I am walking in honor of my Dad, Wayne Fahnestock, who passed away earlier this year on May 5th after battling dementia for several years. If you a few minutes, please feel free to read the words I shared at my Dad's memorial service which (as much as possible) explains what my Dad meant to me:
When my mom first mentioned that we would have an opportunity to speak at my Dad’s service here today, I was initially very resistant to the idea. My thought was that there were no words I could express that would adequately capture the person who my father was and how much he meant to me. I convinced myself that I could never convey the depth of our relationship nor the magnitude of this loss – so why try?
I sat with this. I thought about it, and I realized, from the time that my Dad received his diagnosis up until the time that he passed away, I rarely spoke about him or his disease. This was mainly because it was too painful to articulate what it was like watch this man, my Dad, who I admired more than anyone else in this world, slowly lose so many of the things that made him, him.
But, even though it is painful, and even though my words may be inadequate, my Dad deserves to be talked about and remembered.
When I think about my Dad, he was collection of paradoxes, in all the best ways. He was analytical, but gracious. He was strict, but kind. He had high expectations, but he was also forgiving. He was smart, but equal parts silly.
During one of my last conversations with my Dad, I told him that I believe there are a lot of good parents in this world. I also told him that he was not one of them – he was not good, because he was exceptional. For me, the demarcation point between a good parent versus an exceptional parent is often something that is felt, but not always seen.
One thing to remember about my Dad is that his kids never had to guess exactly how he felt about us. My Dad had no problem consistently telling us how much he loved us and how proud he was. He told us, he told my mom, he told my grandma – he told the grocery store clerk. Actually, this is not a joke. When I was home from college, my dad took me to the local Shop N Save to introduce to me to the employees. He wanted them to meet his daughter.
When I was applying to law school, I was patiently waiting to see if I was accepted to Pitt. I am confident that my Dad earned himself a reputation at Pitt Law because he called or email the admissions counselor at least every other day to check on the status of my application – and to let them know what they were missing. I don’t know if it was because of me or because or him, but, spoiler alert – I was accepted.

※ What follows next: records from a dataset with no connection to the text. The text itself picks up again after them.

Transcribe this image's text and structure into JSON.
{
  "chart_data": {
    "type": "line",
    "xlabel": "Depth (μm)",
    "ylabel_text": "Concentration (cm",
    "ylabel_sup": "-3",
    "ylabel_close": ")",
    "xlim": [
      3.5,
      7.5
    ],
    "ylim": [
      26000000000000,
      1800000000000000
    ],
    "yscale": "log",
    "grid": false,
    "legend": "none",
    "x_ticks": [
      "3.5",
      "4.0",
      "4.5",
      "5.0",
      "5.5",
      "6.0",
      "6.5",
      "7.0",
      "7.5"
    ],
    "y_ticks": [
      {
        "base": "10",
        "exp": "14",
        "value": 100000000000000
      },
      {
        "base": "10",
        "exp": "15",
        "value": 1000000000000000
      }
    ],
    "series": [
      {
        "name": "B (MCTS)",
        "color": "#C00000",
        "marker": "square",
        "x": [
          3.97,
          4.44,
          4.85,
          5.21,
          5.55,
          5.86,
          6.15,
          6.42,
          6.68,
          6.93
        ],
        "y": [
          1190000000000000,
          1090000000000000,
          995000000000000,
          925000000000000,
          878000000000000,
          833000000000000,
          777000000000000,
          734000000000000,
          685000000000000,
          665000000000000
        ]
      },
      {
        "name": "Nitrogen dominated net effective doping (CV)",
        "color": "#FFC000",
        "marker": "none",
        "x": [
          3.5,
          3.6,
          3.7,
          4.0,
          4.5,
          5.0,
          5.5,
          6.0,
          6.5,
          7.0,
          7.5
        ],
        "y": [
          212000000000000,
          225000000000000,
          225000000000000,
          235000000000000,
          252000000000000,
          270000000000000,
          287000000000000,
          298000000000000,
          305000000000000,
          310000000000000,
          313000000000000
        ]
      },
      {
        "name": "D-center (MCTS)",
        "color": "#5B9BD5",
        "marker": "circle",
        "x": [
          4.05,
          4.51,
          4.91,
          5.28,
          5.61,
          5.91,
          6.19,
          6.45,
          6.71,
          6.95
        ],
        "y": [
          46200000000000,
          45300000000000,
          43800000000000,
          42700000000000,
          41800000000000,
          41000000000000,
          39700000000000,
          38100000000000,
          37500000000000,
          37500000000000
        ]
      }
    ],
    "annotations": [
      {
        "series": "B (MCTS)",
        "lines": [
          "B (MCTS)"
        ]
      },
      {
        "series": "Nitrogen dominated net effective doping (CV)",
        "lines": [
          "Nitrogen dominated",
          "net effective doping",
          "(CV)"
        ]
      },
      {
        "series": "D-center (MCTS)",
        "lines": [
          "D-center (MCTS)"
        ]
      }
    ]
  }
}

Then, when I was in law school, my Dad called a former colleague, who was a practicing attorney at the time, and told this attorney about his daughter. I got an interview at a firm. Over ten years later, I am still there, now a Partner.

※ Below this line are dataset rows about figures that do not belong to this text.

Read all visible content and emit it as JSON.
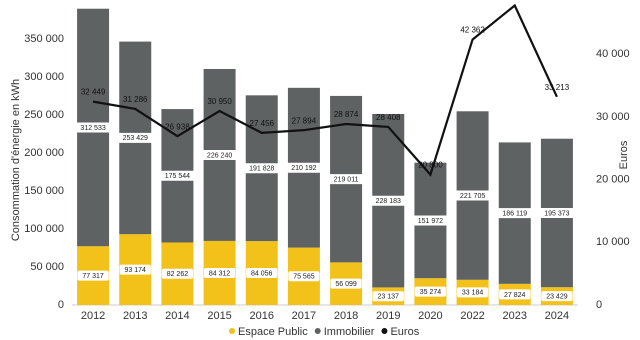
{
  "chart_data": {
    "type": "stacked-bar-line",
    "categories": [
      "2012",
      "2013",
      "2014",
      "2015",
      "2016",
      "2017",
      "2018",
      "2019",
      "2020",
      "2022",
      "2023",
      "2024"
    ],
    "y_label": "Consommation d'énergie en kWh",
    "y2_label": "Euros",
    "ylim": [
      0,
      400000
    ],
    "yticks": [
      0,
      {
        "value": 50000,
        "label": "50 000"
      },
      {
        "value": 100000,
        "label": "100 000"
      },
      {
        "value": 150000,
        "label": "150 000"
      },
      {
        "value": 200000,
        "label": "200 000"
      },
      {
        "value": 250000,
        "label": "250 000"
      },
      {
        "value": 300000,
        "label": "300 000"
      },
      {
        "value": 350000,
        "label": "350 000"
      }
    ],
    "y2lim": [
      0,
      48500
    ],
    "y2ticks": [
      0,
      {
        "value": 10000,
        "label": "10 000"
      },
      {
        "value": 20000,
        "label": "20 000"
      },
      {
        "value": 30000,
        "label": "30 000"
      },
      {
        "value": 40000,
        "label": "40 000"
      }
    ],
    "legend": "bottom",
    "series": [
      {
        "name": "Espace Public",
        "color": "#f2c21b",
        "kind": "bar",
        "values": [
          77317,
          93174,
          82262,
          84312,
          84056,
          75565,
          56099,
          23137,
          35274,
          33184,
          27824,
          23429
        ],
        "value_labels": [
          "77 317",
          "93 174",
          "82 262",
          "84 312",
          "84 056",
          "75 565",
          "56 099",
          "23 137",
          "35 274",
          "33 184",
          "27 824",
          "23 429"
        ]
      },
      {
        "name": "Immobilier",
        "color": "#5f6263",
        "kind": "bar",
        "values": [
          312533,
          253429,
          175544,
          226240,
          191828,
          210192,
          219011,
          228183,
          151972,
          221705,
          186119,
          195373
        ],
        "value_labels": [
          "312 533",
          "253 429",
          "175 544",
          "226 240",
          "191 828",
          "210 192",
          "219 011",
          "228 183",
          "151 972",
          "221 705",
          "186 119",
          "195 373"
        ]
      },
      {
        "name": "Euros",
        "color": "#111111",
        "kind": "line",
        "axis": "y2",
        "values": [
          32449,
          31286,
          26938,
          30950,
          27456,
          27894,
          28874,
          28408,
          20800,
          42362,
          47784,
          33213
        ],
        "value_labels": [
          "32 449",
          "31 286",
          "26 938",
          "30 950",
          "27 456",
          "27 894",
          "28 874",
          "28 408",
          "20 800",
          "42 362",
          "47 784",
          "33 213"
        ]
      }
    ]
  }
}
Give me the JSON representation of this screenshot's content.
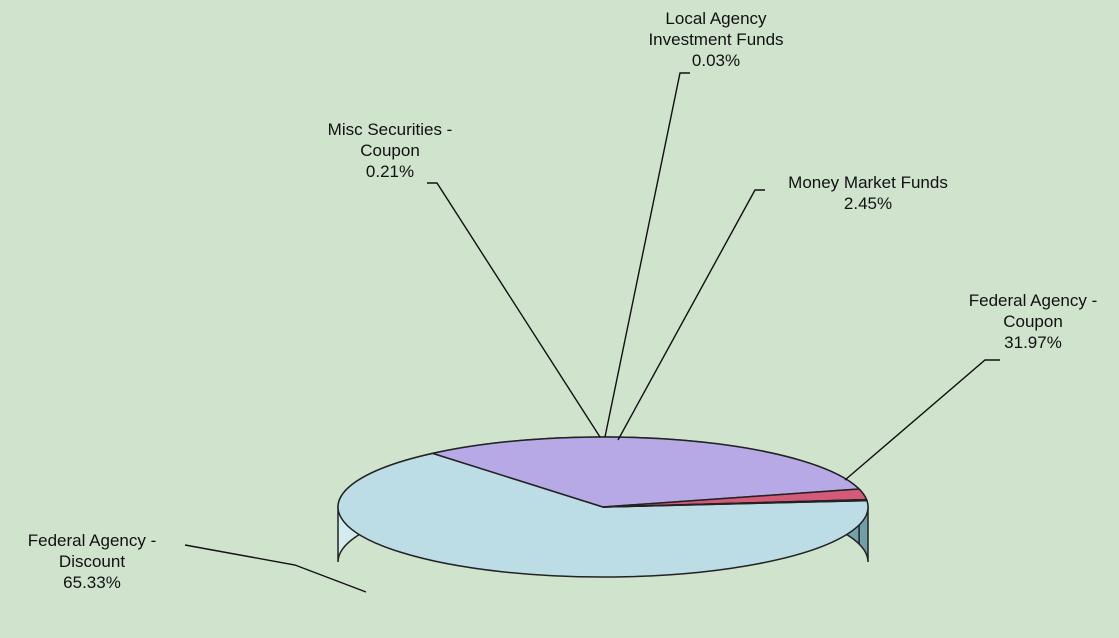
{
  "chart_data": {
    "type": "pie",
    "style": "3d",
    "slices": [
      {
        "label_lines": [
          "Federal Agency -",
          "Discount"
        ],
        "pct_label": "65.33%",
        "value": 65.33,
        "color": "#bcdde5"
      },
      {
        "label_lines": [
          "Federal Agency -",
          "Coupon"
        ],
        "pct_label": "31.97%",
        "value": 31.97,
        "color": "#b7a8e6"
      },
      {
        "label_lines": [
          "Money Market Funds"
        ],
        "pct_label": "2.45%",
        "value": 2.45,
        "color": "#d45a79"
      },
      {
        "label_lines": [
          "Local Agency",
          "Investment Funds"
        ],
        "pct_label": "0.03%",
        "value": 0.03,
        "color": "#bcdde5"
      },
      {
        "label_lines": [
          "Misc Securities -",
          "Coupon"
        ],
        "pct_label": "0.21%",
        "value": 0.21,
        "color": "#e8e28a"
      }
    ]
  }
}
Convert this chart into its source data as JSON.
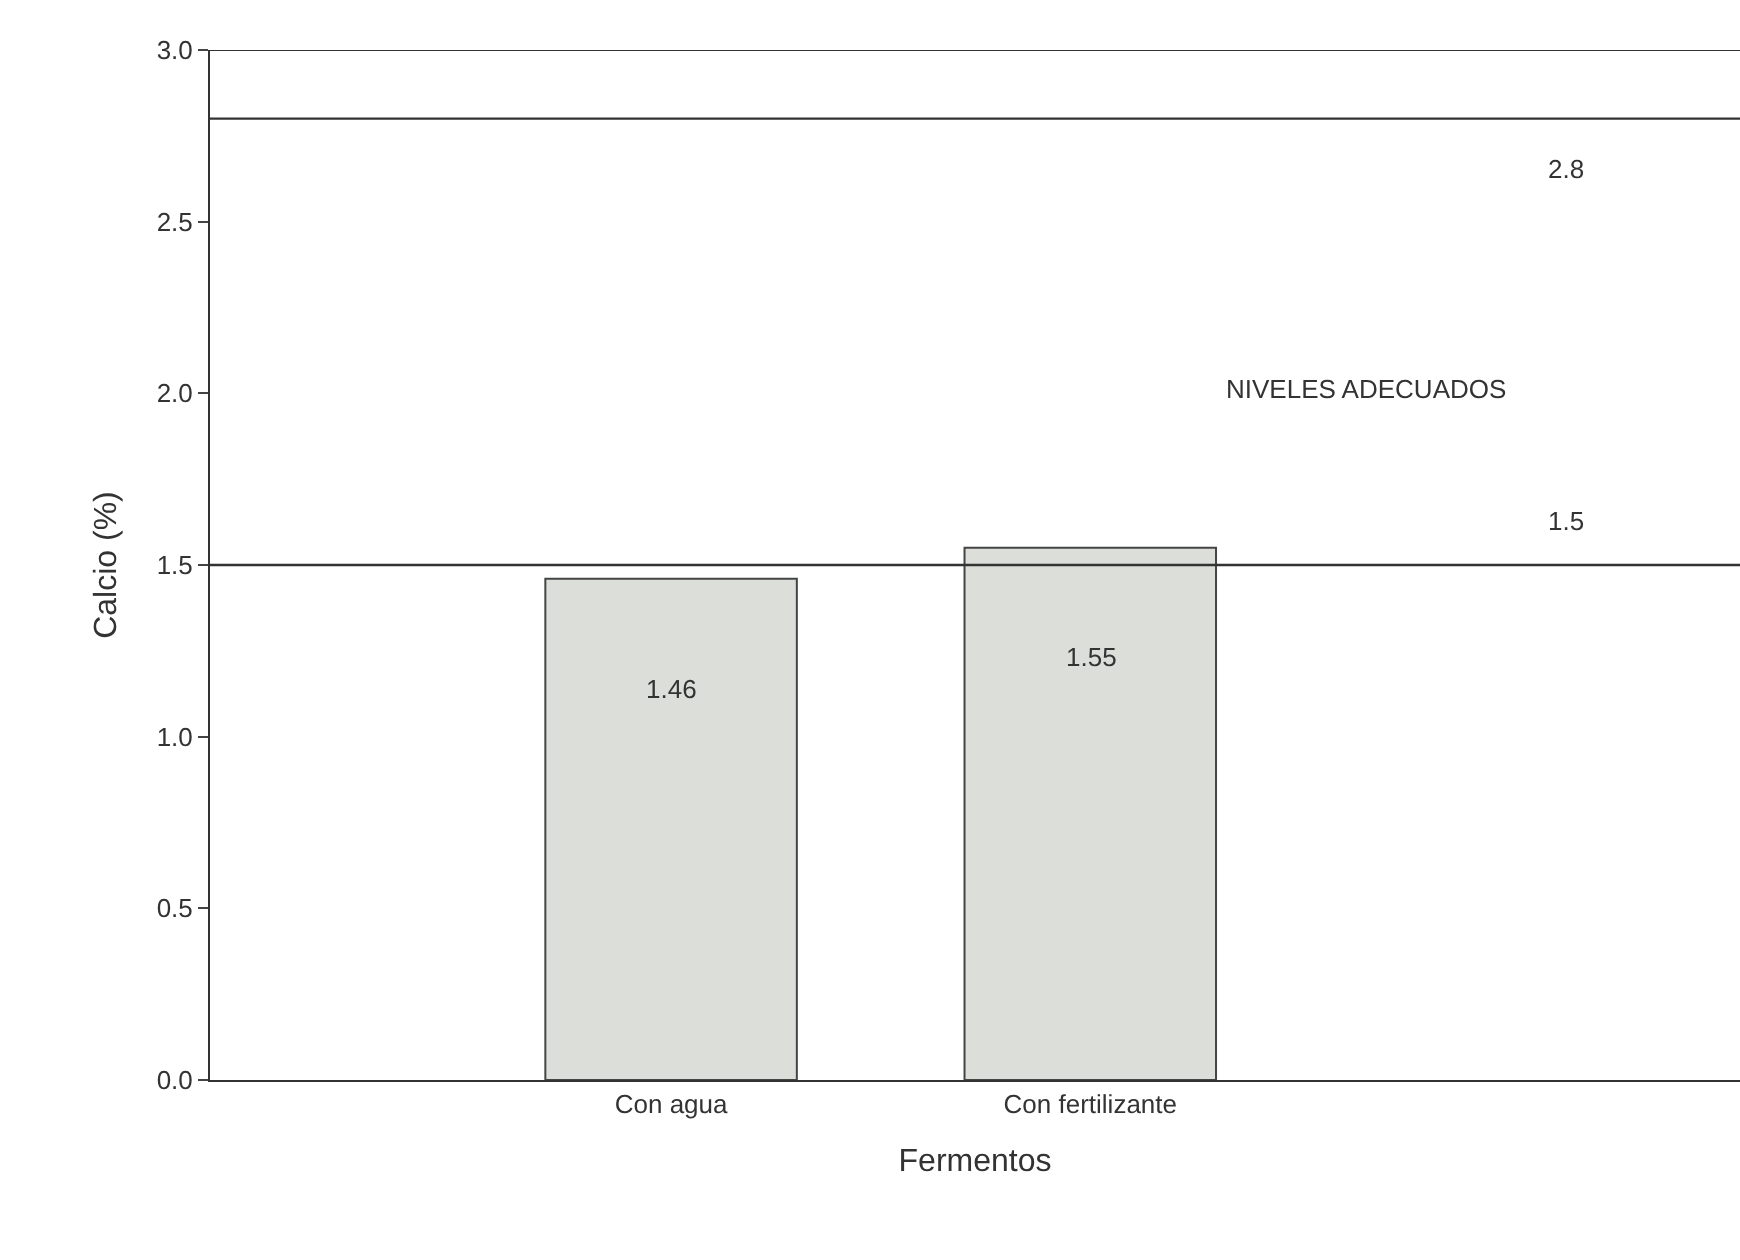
{
  "chart_data": {
    "type": "bar",
    "xlabel": "Fermentos",
    "ylabel": "Calcio (%)",
    "categories": [
      "Con agua",
      "Con fertilizante"
    ],
    "values": [
      1.46,
      1.55
    ],
    "color": "#dcdfd9",
    "ylim": [
      0,
      3.0
    ],
    "yticks": [
      {
        "value": 0,
        "label": "0.0"
      },
      {
        "value": 0.5,
        "label": "0.5"
      },
      {
        "value": 1.0,
        "label": "1.0"
      },
      {
        "value": 1.5,
        "label": "1.5"
      },
      {
        "value": 2.0,
        "label": "2.0"
      },
      {
        "value": 2.5,
        "label": "2.5"
      },
      {
        "value": 3.0,
        "label": "3.0"
      }
    ],
    "ref_lines": [
      {
        "axis": "y",
        "value": 2.8,
        "label": "2.8",
        "color": "#333333"
      },
      {
        "axis": "y",
        "value": 1.5,
        "label": "1.5",
        "color": "#333333"
      }
    ],
    "annotations": [
      "NIVELES ADECUADOS"
    ],
    "data_labels": true,
    "legend": false
  }
}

Before my Dad became unwell, very rarely would a day go by that I did not receive either a phone call, text message, or email from him to tell me he loved me, just to talk, or to report on how many miles he ran at the track. I don’t think a weekend went by where Andrew and I didn’t get an invitation to dinner, with a fully planned menu– only top-quality cuts of meat, of course.

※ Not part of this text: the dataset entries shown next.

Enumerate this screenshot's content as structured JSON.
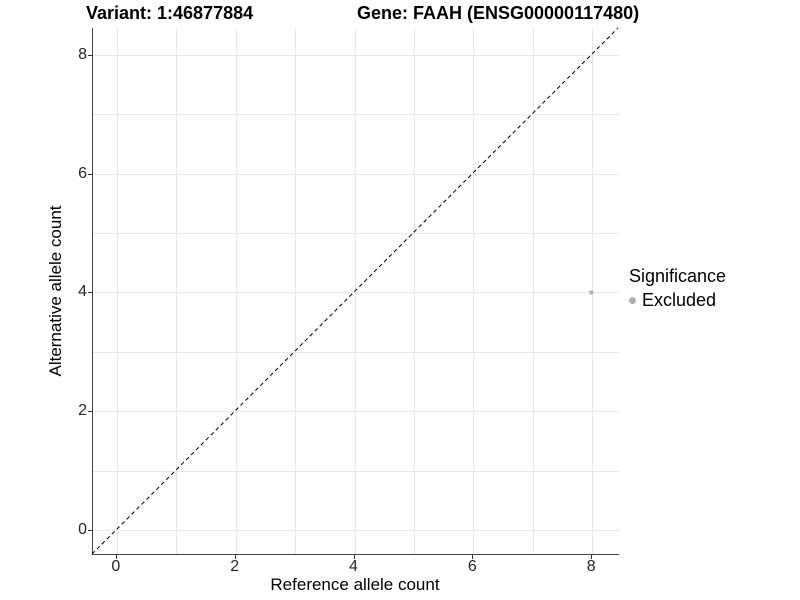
{
  "header": {
    "variant_title": "Variant: 1:46877884",
    "gene_title": "Gene: FAAH (ENSG00000117480)"
  },
  "chart_data": {
    "type": "scatter",
    "xlabel": "Reference allele count",
    "ylabel": "Alternative allele count",
    "xlim": [
      -0.4,
      8.45
    ],
    "ylim": [
      -0.4,
      8.45
    ],
    "x_ticks": [
      0,
      2,
      4,
      6,
      8
    ],
    "y_ticks": [
      0,
      2,
      4,
      6,
      8
    ],
    "grid_step": 1,
    "grid_max": 8,
    "grid_on": true,
    "series": [
      {
        "name": "Excluded",
        "color": "#b8b8b8",
        "points": [
          {
            "x": 8,
            "y": 4
          }
        ]
      }
    ],
    "reference_line": {
      "kind": "identity",
      "style": "dashed",
      "color": "#000000",
      "dash": "4 3"
    },
    "legend": {
      "title": "Significance",
      "position": "right",
      "entries": [
        {
          "label": "Excluded",
          "color": "#b0b0b0"
        }
      ]
    }
  },
  "style_colors": {
    "grid": "#e8e8e8",
    "axis_line": "#464646",
    "tick": "#333333",
    "tick_label": "#262626",
    "point": "#b8b8b8",
    "legend_dot": "#b0b0b0"
  }
}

I mentioned earlier that my Dad’s disease took a lot from him, but it did not take everything. My Dad always remembered who we were and how much he loved us. Up until his very last days, my Dad did what he could to let us know how he felt. In the week before he passed, I remember leaning over his bed with my brother JD, and telling him that JD was about to get Master’s degree. He couldn’t say much at this point ,but he turned to JD with a look of adoration, and stuck out his hand to shake my brother’s hand. The day before he passed, I walked into his room in the morning. He looked up, smiled, called me by his nickname for me, and started clapping.
He was my #1 fan, my biggest supporter, my ally, my confidant, and my friend. Time and time again my Dad always put his children’s needs ahead of his own. My Dad not only told me that I could do anything I put my mind to, but he made sure believed it. I am the person that I am today because of my Dad. His selflessness taught me my self-worth.
So, what’s the takeaway, here? Invest in people; invest in your relationships. Spend time together. Unabashedly show people you care about them; tell your people you love them. That’s the legacy that my Dad left, and that’s what I will remember most about him.